Soil Behaviour and Constitutive Modeling

The section historically has a very strong basis in fundamental soil mechanics. At the moment the section is developing new facilities to test fibrous materials to study the electrical and geomechanical properties of peat, and a unique direct simple shear/axial shear device for measuring the anisotropic behaviour of peat accounting for both the average orientation of fibres and very low stress levels. Moreover, a major new “tank” testing facility for investigating underwater slope liquefaction has been designed and constructed, funded by STW. The research includes the development of a novel triaxial apparatus to measure material properties at very low stress levels, and the development and implementation of advanced (state-parameter-dependent) constitutive relationships within a dynamic finite element code for the purpose of assessing liquefaction potential at larger scales. The tank is a crucial asset in future PhD research relating to current national concerns regarding the numerous historical and recent large underwater liquefaction slides that have occurred near the Oosterschelde storm surge barrier. Other possible application areas are landslides and the development of new types of site instrumentation. Future research will be linked to further constitutive model developments, as well as to numerical research using the Random Finite Element and Material Point Methods.

Axial shear device for testing fibrous soils (left) and liquefaction tank under construction (right).
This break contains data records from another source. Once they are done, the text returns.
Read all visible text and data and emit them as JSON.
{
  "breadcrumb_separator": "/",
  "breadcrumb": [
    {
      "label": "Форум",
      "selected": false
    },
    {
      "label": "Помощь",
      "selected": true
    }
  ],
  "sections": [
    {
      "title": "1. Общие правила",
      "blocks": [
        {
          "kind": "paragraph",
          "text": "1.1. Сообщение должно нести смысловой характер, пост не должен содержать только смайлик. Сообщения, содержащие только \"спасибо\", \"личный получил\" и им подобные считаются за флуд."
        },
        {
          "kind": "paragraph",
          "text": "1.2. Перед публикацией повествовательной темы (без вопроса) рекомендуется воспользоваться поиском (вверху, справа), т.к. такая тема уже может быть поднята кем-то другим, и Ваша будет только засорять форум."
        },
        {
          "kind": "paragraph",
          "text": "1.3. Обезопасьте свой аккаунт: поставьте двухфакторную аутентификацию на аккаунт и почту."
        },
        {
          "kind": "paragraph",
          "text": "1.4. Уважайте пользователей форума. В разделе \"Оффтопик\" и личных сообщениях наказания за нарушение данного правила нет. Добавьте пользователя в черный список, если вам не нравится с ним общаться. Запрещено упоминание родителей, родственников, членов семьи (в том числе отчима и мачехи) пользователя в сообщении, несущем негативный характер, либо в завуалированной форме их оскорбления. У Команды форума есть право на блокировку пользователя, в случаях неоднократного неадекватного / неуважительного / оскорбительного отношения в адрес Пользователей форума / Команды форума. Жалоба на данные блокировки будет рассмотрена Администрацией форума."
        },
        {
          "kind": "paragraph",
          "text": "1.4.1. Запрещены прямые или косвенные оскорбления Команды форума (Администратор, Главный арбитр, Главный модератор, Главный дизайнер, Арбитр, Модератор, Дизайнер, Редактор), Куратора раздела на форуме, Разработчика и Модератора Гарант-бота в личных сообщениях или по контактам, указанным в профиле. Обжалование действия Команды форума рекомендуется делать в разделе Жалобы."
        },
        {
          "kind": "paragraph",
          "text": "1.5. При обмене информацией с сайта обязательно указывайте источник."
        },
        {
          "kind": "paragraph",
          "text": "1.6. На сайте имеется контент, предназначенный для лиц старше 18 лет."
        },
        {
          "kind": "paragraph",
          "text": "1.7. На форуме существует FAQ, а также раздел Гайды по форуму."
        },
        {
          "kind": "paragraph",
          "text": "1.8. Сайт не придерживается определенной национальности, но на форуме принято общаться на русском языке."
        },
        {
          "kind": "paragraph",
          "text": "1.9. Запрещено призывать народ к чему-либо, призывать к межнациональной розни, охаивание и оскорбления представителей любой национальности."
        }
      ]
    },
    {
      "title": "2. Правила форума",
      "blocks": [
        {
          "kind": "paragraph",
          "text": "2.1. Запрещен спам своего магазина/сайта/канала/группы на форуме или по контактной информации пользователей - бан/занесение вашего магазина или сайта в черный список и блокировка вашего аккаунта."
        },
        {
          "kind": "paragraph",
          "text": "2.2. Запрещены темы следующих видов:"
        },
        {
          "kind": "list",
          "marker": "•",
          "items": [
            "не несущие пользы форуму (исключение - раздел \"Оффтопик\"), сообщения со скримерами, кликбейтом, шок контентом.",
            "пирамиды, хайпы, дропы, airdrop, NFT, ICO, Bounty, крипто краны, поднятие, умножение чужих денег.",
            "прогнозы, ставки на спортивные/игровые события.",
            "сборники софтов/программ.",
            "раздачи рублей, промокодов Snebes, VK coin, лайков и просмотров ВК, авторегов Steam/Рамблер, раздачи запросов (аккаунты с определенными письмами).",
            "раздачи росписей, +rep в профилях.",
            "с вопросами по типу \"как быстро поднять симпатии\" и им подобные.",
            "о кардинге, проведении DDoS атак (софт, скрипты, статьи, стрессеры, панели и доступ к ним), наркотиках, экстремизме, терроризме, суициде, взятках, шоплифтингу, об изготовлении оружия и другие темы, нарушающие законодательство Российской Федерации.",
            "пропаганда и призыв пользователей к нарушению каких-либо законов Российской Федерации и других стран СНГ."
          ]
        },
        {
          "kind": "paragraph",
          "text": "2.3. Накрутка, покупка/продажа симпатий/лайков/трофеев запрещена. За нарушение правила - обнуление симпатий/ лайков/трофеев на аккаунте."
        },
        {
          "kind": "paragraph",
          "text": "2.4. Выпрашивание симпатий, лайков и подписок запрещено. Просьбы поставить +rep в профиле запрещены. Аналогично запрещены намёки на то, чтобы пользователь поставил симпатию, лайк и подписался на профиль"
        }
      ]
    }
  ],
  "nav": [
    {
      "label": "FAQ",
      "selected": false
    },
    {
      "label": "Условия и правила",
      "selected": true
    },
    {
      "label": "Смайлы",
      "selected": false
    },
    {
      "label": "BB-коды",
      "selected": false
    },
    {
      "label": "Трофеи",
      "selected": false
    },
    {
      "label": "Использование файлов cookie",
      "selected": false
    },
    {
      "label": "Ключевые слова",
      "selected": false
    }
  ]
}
New experimental research, funded by Shell, includes the development of a strategy for the enhanced dewatering of soft sediments to improve soil strength, focusing on dewatering techniques and the modelling of this process. This is relevant for the management of mine tailings, oil sands and deposits of dredging sludge, and for their application as alternative building materials. Meanwhile, numerical research on ground improvement by electro-osmosis has resulted in the development of a fully coupled formulation incorporating large deformations, elastoplasticity and nonlinear variations in soil transport parameters. This has been used to demonstrate efficiency gains possible with current intermittence, current reversal and various multiple electrode configurations, and is expected to be linked with future experimental research into improving embankment stability.

The section has also conducted a series of small-, medium- and large-scale experiments on backward erosion piping in collaboration with Deltares and the University of Ghent. This research investigated the conditions needed for the initiation and progression of piping beneath dykes; in particular, it highlighted limitations in the existing standard analysis used in design and developed a new improved method applicable to a wider range of sand types.